Restorers dismantled Baphuon in the 1960s when it was falling apart, laying some 300,000 of its stone blocks in the grass and jungle around the site.
But before the French-led team of archaeologists could reassemble the 34-metre (112-foot) tall temple, the hardline communist Khmer Rouge swept to power in 1975.
Up to two million people died from overwork, starvation and torture as the regime tried to re-set Cambodia to “Year Zero” by eliminating reminders of its past — including the records to put Baphuon back together.
“The archive of the numbering system (for scattered stones) was stolen and destroyed by the Khmer Rouge,” Royere says.
“We had to face a kind of jigsaw puzzle without the picture how to rebuild it.”
Chinese envoy Zhou Daguan, who visited the Khmer kingdom in 1226, described Baphuon as a “an exquisite site” with a bronze tower.
Baphuon was the largest monument in the Khmer empire when it was built under King Udayadityavarman II as a Hindu temple dedicated to the goddess Shiva.
In the kingdom which at one time spanned parts of modern-day Laos, Thailand, Vietnam, Myanmar and Malaysia, Baphuon’s size was only eclipsed by the famed Angkor Wat temple.
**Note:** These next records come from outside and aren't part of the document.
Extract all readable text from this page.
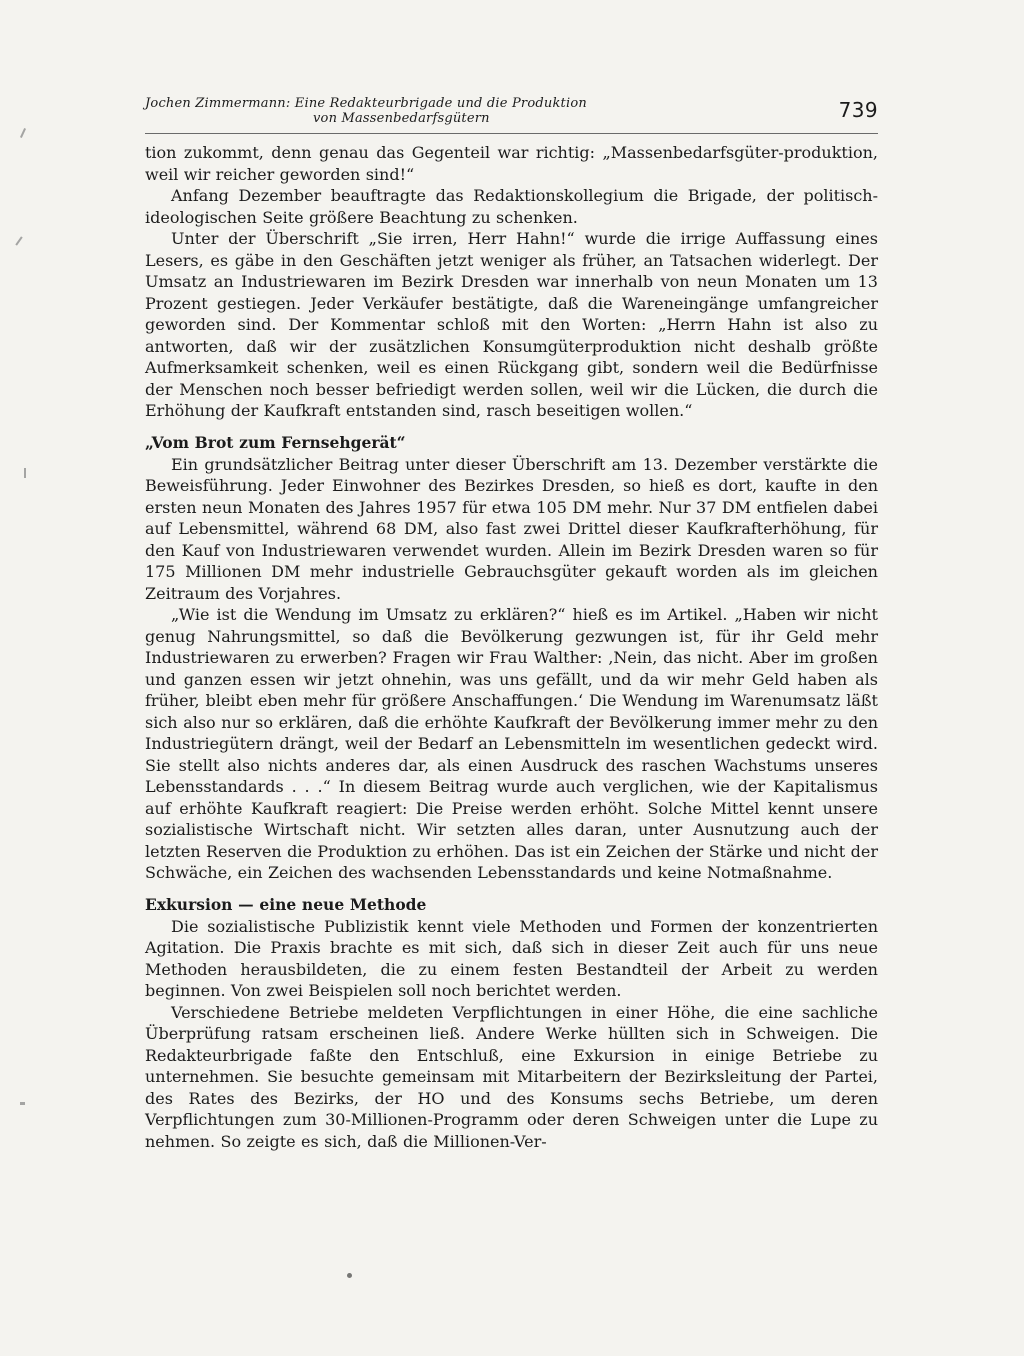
Jochen Zimmermann: Eine Redakteurbrigade und die Produktion
von Massenbedarfsgütern	739

tion zukommt, denn genau das Gegenteil war richtig: „Massenbedarfsgüter-produktion, weil wir reicher geworden sind!“

Anfang Dezember beauftragte das Redaktionskollegium die Brigade, der politisch-ideologischen Seite größere Beachtung zu schenken.

Unter der Überschrift „Sie irren, Herr Hahn!“ wurde die irrige Auffassung eines Lesers, es gäbe in den Geschäften jetzt weniger als früher, an Tatsachen widerlegt. Der Umsatz an Industriewaren im Bezirk Dresden war innerhalb von neun Monaten um 13 Prozent gestiegen. Jeder Verkäufer bestätigte, daß die Wareneingänge umfangreicher geworden sind. Der Kommentar schloß mit den Worten: „Herrn Hahn ist also zu antworten, daß wir der zusätzlichen Konsumgüterproduktion nicht deshalb größte Aufmerksamkeit schenken, weil es einen Rückgang gibt, sondern weil die Bedürfnisse der Menschen noch besser befriedigt werden sollen, weil wir die Lücken, die durch die Erhöhung der Kaufkraft entstanden sind, rasch beseitigen wollen.“

„Vom Brot zum Fernsehgerät“

Ein grundsätzlicher Beitrag unter dieser Überschrift am 13. Dezember verstärkte die Beweisführung. Jeder Einwohner des Bezirkes Dresden, so hieß es dort, kaufte in den ersten neun Monaten des Jahres 1957 für etwa 105 DM mehr. Nur 37 DM entfielen dabei auf Lebensmittel, während 68 DM, also fast zwei Drittel dieser Kaufkrafterhöhung, für den Kauf von Industriewaren verwendet wurden. Allein im Bezirk Dresden waren so für 175 Millionen DM mehr industrielle Gebrauchsgüter gekauft worden als im gleichen Zeitraum des Vorjahres.

„Wie ist die Wendung im Umsatz zu erklären?“ hieß es im Artikel. „Haben wir nicht genug Nahrungsmittel, so daß die Bevölkerung gezwungen ist, für ihr Geld mehr Industriewaren zu erwerben? Fragen wir Frau Walther: ‚Nein, das nicht. Aber im großen und ganzen essen wir jetzt ohnehin, was uns gefällt, und da wir mehr Geld haben als früher, bleibt eben mehr für größere Anschaffungen.‘ Die Wendung im Warenumsatz läßt sich also nur so erklären, daß die erhöhte Kaufkraft der Bevölkerung immer mehr zu den Industriegütern drängt, weil der Bedarf an Lebensmitteln im wesentlichen gedeckt wird. Sie stellt also nichts anderes dar, als einen Ausdruck des raschen Wachstums unseres Lebensstandards . . .“ In diesem Beitrag wurde auch verglichen, wie der Kapitalismus auf erhöhte Kaufkraft reagiert: Die Preise werden erhöht. Solche Mittel kennt unsere sozialistische Wirtschaft nicht. Wir setzten alles daran, unter Ausnutzung auch der letzten Reserven die Produktion zu erhöhen. Das ist ein Zeichen der Stärke und nicht der Schwäche, ein Zeichen des wachsenden Lebensstandards und keine Notmaßnahme.

Exkursion — eine neue Methode

Die sozialistische Publizistik kennt viele Methoden und Formen der konzentrierten Agitation. Die Praxis brachte es mit sich, daß sich in dieser Zeit auch für uns neue Methoden herausbildeten, die zu einem festen Bestandteil der Arbeit zu werden beginnen. Von zwei Beispielen soll noch berichtet werden.

Verschiedene Betriebe meldeten Verpflichtungen in einer Höhe, die eine sachliche Überprüfung ratsam erscheinen ließ. Andere Werke hüllten sich in Schweigen. Die Redakteurbrigade faßte den Entschluß, eine Exkursion in einige Betriebe zu unternehmen. Sie besuchte gemeinsam mit Mitarbeitern der Bezirksleitung der Partei, des Rates des Bezirks, der HO und des Konsums sechs Betriebe, um deren Verpflichtungen zum 30-Millionen-Programm oder deren Schweigen unter die Lupe zu nehmen. So zeigte es sich, daß die Millionen-Ver-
“I believe that when the restoration of the temple is done, a lot of visitors will climb to see it,” says Soeung Kong, deputy director general of the Apsara Authority, which oversees Cambodia’s ancient temples.
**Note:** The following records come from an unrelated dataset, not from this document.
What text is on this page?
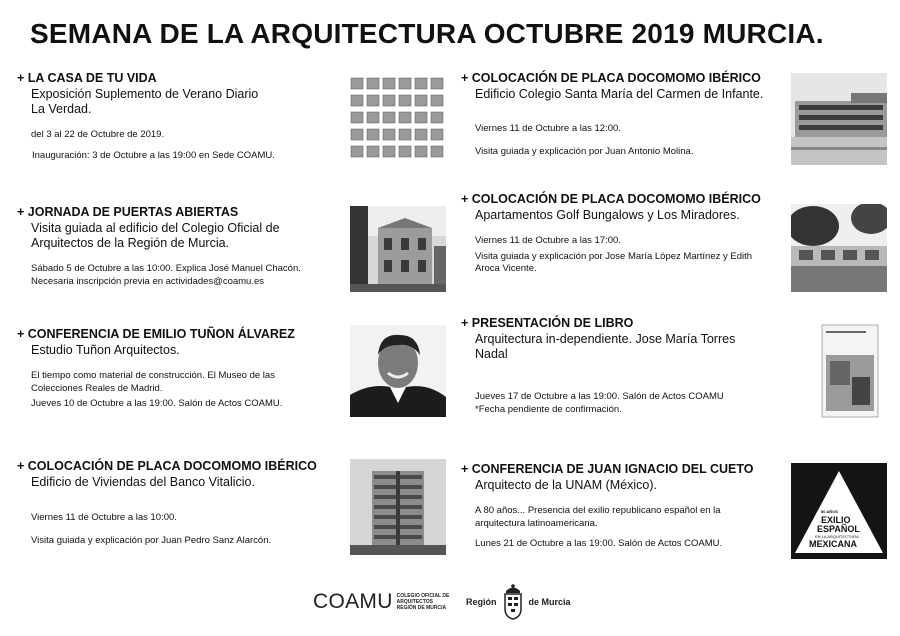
SEMANA DE LA ARQUITECTURA OCTUBRE 2019 MURCIA.
+ LA CASA DE TU VIDA
Exposición Suplemento de Verano Diario
La Verdad.
del 3 al 22 de Octubre de 2019.
Inauguración: 3 de Octubre a las 19:00 en Sede COAMU.
+ JORNADA DE PUERTAS ABIERTAS
Visita guiada al edificio del Colegio Oficial de
Arquitectos de la Región de Murcia.
Sábado 5 de Octubre a las 10:00. Explica José Manuel Chacón.
Necesaria inscripción previa en actividades@coamu.es
+ CONFERENCIA DE EMILIO TUÑON ÁLVAREZ
Estudio Tuñon Arquitectos.
El tiempo como material de construcción. El Museo de las
Colecciones Reales de Madrid.
Jueves 10 de Octubre a las 19:00. Salón de Actos COAMU.
+ COLOCACIÓN DE PLACA DOCOMOMO IBÉRICO
Edificio de Viviendas del Banco Vitalicio.
Viernes 11 de Octubre a las 10:00.
Visita guiada y explicación por Juan Pedro Sanz Alarcón.
+ COLOCACIÓN DE PLACA DOCOMOMO IBÉRICO
Edificio Colegio Santa María del Carmen de Infante.
Viernes 11 de Octubre a las 12:00.
Visita guiada y explicación por Juan Antonio Molina.
+ COLOCACIÓN DE PLACA DOCOMOMO IBÉRICO
Apartamentos Golf Bungalows y Los Miradores.
Viernes 11 de Octubre a las 17:00.
Visita guiada y explicación por Jose María López Martínez y Edith
Aroca Vicente.
+ PRESENTACIÓN DE LIBRO
Arquitectura in-dependiente. Jose María Torres
Nadal
Jueves 17 de Octubre a las 19:00. Salón de Actos COAMU
*Fecha pendiente de confirmación.
+ CONFERENCIA DE JUAN IGNACIO DEL CUETO
Arquitecto de la UNAM (México).
A 80 años... Presencia del exilio republicano español en la
arquitectura latinoamericana.
Lunes 21 de Octubre a las 19:00. Salón de Actos COAMU.
80 AÑOS
EXILIO
ESPAÑOL
EN LA ARQUITECTURA
MEXICANA
COAMU COLEGIO OFICIAL DE
ARQUITECTOS
REGIÓN DE MURCIA
Región	de Murcia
“It is high, so they can have nice views of surrounding temples.”
After the 1991 peace agreement to end Cambodia’s civil war, French architect Jacques Dumarcay, who was in charge of Baphuon’s restoration from 1964 to 1970, rushed back to the site and appointed Royere to do his old job.
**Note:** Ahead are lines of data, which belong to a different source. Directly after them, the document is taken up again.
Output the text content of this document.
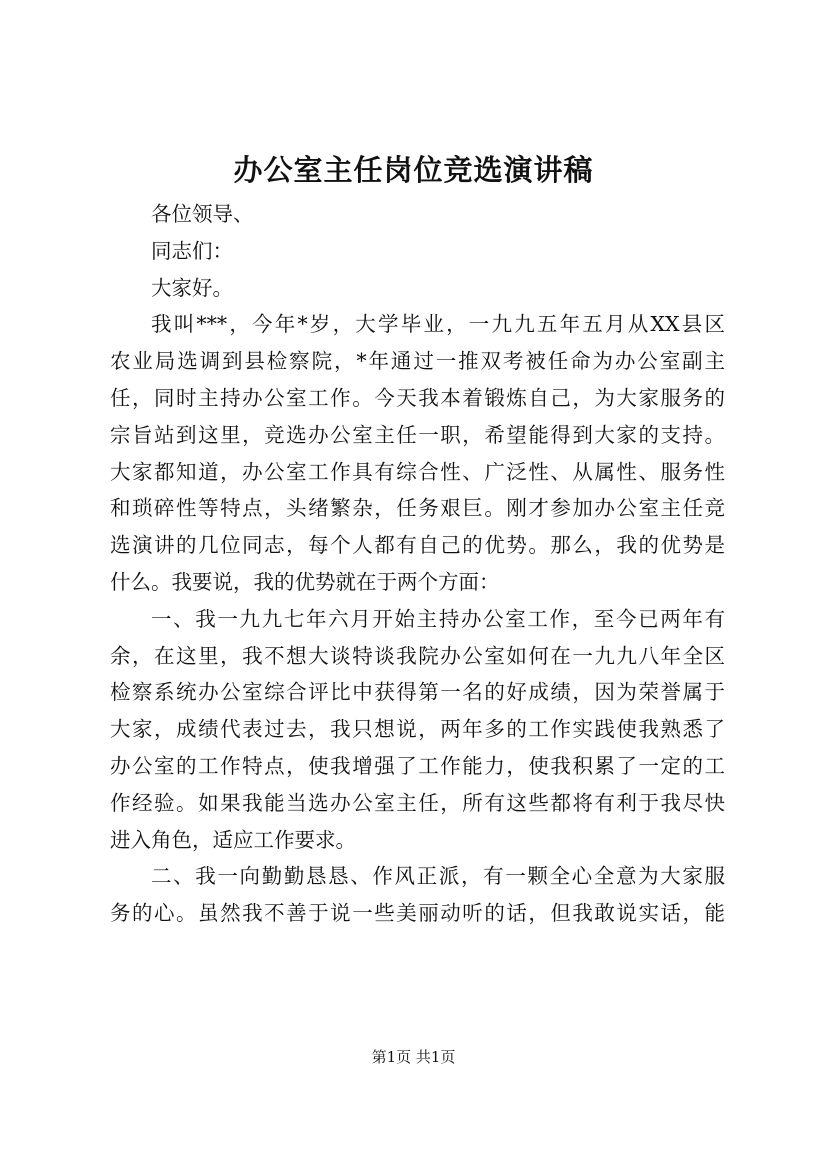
办公室主任岗位竞选演讲稿
各位领导、
同志们：
大家好。
我叫***，今年*岁，大学毕业，一九九五年五月从XX县区
农业局选调到县检察院，*年通过一推双考被任命为办公室副主
任，同时主持办公室工作。今天我本着锻炼自己，为大家服务的
宗旨站到这里，竞选办公室主任一职，希望能得到大家的支持。
大家都知道，办公室工作具有综合性、广泛性、从属性、服务性
和琐碎性等特点，头绪繁杂，任务艰巨。刚才参加办公室主任竞
选演讲的几位同志，每个人都有自己的优势。那么，我的优势是
什么。我要说，我的优势就在于两个方面：
一、我一九九七年六月开始主持办公室工作，至今已两年有
余，在这里，我不想大谈特谈我院办公室如何在一九九八年全区
检察系统办公室综合评比中获得第一名的好成绩，因为荣誉属于
大家，成绩代表过去，我只想说，两年多的工作实践使我熟悉了
办公室的工作特点，使我增强了工作能力，使我积累了一定的工
作经验。如果我能当选办公室主任，所有这些都将有利于我尽快
进入角色，适应工作要求。
二、我一向勤勤恳恳、作风正派，有一颗全心全意为大家服
务的心。虽然我不善于说一些美丽动听的话，但我敢说实话，能
第1页 共1页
Despite invaluable input from Dumarcay and others who worked on Baphuon in the 60s and 70s, reconstruction required measuring and weighing each block, as well as numerous drawings to figure out how each part fits.
When Royere began work on the project in 1993, grass and jungle had grown over most of Baphuon’s blocks. He spent much of 1994 trying to figure out how to approach the complicated job.
“Each block has its own place. It can’t be replaced by another one because there’s no mortar between them and you will not find two blocks that have the same volume and the same dimensions.”
It was first estimated Baphuon would be rebuilt by 2003 or 2004. Now Royere says it will take until the end of next year, but adds the hardest task — stabilizing Baphuon so it doesn’t collapse — is now complete.
Recent work has focused on a 22-metre (72 foot) high pile of rubble which collapsed in 1971, covering a quarter of the monument.
“It was a kind of landslide mixed with blocks. In 2008 we started to dismantle it, taking care of each block and building a concrete retaining wall,” Royere says.
“When you take one brick, you have to take care another doesn’t collapse. It took double the time we thought.”
Last year Cambodian King Norodom Sihamoni presided over a ceremony marking the restoration of a 70-metre (230-foot) long reclining Buddha statue along one of Baphuon’s walls.
Now, Royere says, his project is entering its final stage, matching parts of intricate ornamentation altered in the 16th century when stones were shifted from the top of Baphuon to build the reclining Buddha.
“Now it’s the most interesting,” Royere says. “We have now the picture because we worked for a long time.”